Giant Man Mini-Comic
Even as digital comics become more and more of a thing than they're already are, there will always be an interest in physical objects. That said, if physical editions of my mass-produced monthly comics disappeared, I'd be relatively okay with it because the tactile element grows increasingly dire as the paper it's printed on degrades over closer to 1-ply.
But minicomics will likely never go away, because they have a different feel — not just when it comes to the art and narrative, but also the paper and printing methods. Even if it's a quick and dirty xeroxed thing, you can tell that the people who produce minicomics have taken care to craft the very method by which their work gets out into the world. Everything seems deliberate and handmade, especially if it's a comic that could never be reproduced in digital.
Giant Man Mini-Comic, which I bought from MIND MGMT creator Matt Kindt at WonderCon last week, is one such comic. Packaged in a tiny ziplock bag with a backing card, Giant Man Mini-Comic is a metal "spy capsule" you unscrew to reveal a tiny rolled-up comic, which is indeed about a giant man. Illustrated in Kindt's trademark watercolor-y style, the mini comic is a short, cute little thing, offering simple pleasures, but that's okay. It's a cool idea and the clever method of delivery is essential for people who are into the various ways you can put out a comic book.
– Danny Djeljosevic
You can buy Giant Man Mini-Comic from Matt Kindt's online store.
Oh, Internet. You make peoples' lives great and wonderful — yay, Facebook, twitter,
online banking, YouTube, FailBlog, Comics Bulletin and online porn! And you also make peoples' lives miserable — did I mention YouTube?
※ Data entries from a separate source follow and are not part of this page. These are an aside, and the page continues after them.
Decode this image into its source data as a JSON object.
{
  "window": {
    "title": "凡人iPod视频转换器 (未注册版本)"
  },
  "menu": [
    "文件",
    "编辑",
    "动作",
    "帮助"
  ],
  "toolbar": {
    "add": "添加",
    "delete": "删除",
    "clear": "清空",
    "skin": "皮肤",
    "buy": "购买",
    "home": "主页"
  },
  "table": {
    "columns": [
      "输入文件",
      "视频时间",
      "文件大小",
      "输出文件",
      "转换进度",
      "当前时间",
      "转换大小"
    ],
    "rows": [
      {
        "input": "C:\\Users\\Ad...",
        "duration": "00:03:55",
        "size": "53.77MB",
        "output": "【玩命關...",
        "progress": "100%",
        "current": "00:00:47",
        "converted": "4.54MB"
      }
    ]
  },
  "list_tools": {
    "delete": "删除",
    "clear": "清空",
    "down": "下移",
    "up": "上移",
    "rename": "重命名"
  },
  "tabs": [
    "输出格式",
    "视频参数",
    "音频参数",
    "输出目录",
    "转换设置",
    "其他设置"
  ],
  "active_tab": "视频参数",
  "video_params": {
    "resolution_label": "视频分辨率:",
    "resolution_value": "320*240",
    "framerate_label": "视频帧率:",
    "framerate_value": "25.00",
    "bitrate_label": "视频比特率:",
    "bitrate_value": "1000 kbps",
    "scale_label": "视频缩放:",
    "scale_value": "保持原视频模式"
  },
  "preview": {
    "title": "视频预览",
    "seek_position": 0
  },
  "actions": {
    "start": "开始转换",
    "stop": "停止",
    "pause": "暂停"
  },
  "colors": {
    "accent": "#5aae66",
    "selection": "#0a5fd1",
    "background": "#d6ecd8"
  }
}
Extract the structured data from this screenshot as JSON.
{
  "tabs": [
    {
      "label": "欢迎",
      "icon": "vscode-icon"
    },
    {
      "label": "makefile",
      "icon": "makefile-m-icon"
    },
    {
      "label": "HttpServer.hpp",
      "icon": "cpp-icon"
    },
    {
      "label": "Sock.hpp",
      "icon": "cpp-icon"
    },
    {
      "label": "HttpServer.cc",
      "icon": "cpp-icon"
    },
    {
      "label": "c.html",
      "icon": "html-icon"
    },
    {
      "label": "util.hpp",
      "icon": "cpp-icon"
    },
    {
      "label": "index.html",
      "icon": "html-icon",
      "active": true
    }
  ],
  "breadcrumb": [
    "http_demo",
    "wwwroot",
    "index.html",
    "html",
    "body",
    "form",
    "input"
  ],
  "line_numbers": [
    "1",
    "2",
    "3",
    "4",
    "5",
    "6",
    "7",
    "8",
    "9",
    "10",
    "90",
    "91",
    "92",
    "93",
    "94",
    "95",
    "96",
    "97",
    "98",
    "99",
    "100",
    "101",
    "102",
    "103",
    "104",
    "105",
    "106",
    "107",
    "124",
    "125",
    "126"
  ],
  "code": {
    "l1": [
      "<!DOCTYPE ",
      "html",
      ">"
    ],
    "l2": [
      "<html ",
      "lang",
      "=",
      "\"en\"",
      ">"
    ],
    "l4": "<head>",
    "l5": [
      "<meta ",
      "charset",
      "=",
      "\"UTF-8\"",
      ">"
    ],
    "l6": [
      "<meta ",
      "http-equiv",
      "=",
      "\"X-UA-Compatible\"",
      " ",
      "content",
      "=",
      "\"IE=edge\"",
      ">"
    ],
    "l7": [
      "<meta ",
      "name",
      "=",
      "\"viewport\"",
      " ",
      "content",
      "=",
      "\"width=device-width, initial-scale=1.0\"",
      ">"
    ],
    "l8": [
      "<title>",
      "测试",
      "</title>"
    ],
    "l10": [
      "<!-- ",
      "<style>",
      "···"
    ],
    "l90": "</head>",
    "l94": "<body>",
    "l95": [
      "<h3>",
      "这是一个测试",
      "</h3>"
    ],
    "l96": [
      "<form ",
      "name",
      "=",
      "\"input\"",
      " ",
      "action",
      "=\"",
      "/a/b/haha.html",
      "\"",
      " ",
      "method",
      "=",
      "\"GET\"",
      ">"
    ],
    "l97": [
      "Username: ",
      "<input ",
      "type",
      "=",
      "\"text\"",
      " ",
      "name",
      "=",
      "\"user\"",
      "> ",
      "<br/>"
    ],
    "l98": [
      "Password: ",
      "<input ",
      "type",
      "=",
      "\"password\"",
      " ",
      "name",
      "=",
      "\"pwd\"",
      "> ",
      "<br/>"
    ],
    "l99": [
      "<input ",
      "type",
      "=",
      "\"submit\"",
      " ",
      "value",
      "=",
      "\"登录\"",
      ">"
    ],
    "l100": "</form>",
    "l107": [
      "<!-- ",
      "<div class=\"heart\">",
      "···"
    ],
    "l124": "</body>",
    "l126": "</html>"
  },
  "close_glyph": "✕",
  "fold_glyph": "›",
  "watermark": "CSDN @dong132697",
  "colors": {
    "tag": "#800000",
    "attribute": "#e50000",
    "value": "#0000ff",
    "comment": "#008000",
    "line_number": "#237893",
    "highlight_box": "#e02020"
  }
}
Randolph Gentile's new small press comic is about a kid who becomes famous on the Internet in exactly the wrong way, becoming a YouTube celebrity because of a daring daredevil move that went horribly wrong. So just like a college freshman who finds her naked selfpic on some porn site and ends up being harassed by every slack-jawed porn addict at school, Wesley Welling finds himself put upon and ostracized from his classmates, your basic lonely laughingstock whose angst is as much a product of his own mindset as anything.
Wesley is an artist, a sensitive soul whose angst is very very deeply felt. As far as his therapist knows, Wesley is just drawing birds. But as Gentile's short story shows, Wesley's vision is much darker — a '80s style serial killer fantasy with Wesley as the mask-wearing, Jason Vorhees style madman. And, as Wesley says after Gentile shows us readers our protagonist's incredibly horrible fantasy, "That's it… my own personal therapy. But I need more." Which leads to a bone-chilling conclusion that will stick in your mind for a long time.
Gentile's art is rough, even when he's not essentially presenting the kid's comic for us to read. His characters feel loose and unformed, even a bit amateurish at times. But I think that's actually a success in what he's going for with this book, as his style shifts and changes at various points in the story in ways that help to emphasize the drama of the section of story that he's telling. The scenes on the roof when Wesley has his disastrous fall are drawn in a more childlike style than is used in the main sections of the story, giving that aspect of the story a feeling like it's being created by younger kinds.
Similarly, the art from Wesley's comic is stunted, strange, and oddly claustrophobic, with smart placement of blacks that accentuate the story but also with an unconfident depiction of human anatomy like you might expect a virginal angry teen to display.
Viral was an upsetting and very rewarding GN for me. It resurrected my own memories of teen angst while also telling an intriguing story in a compelling way.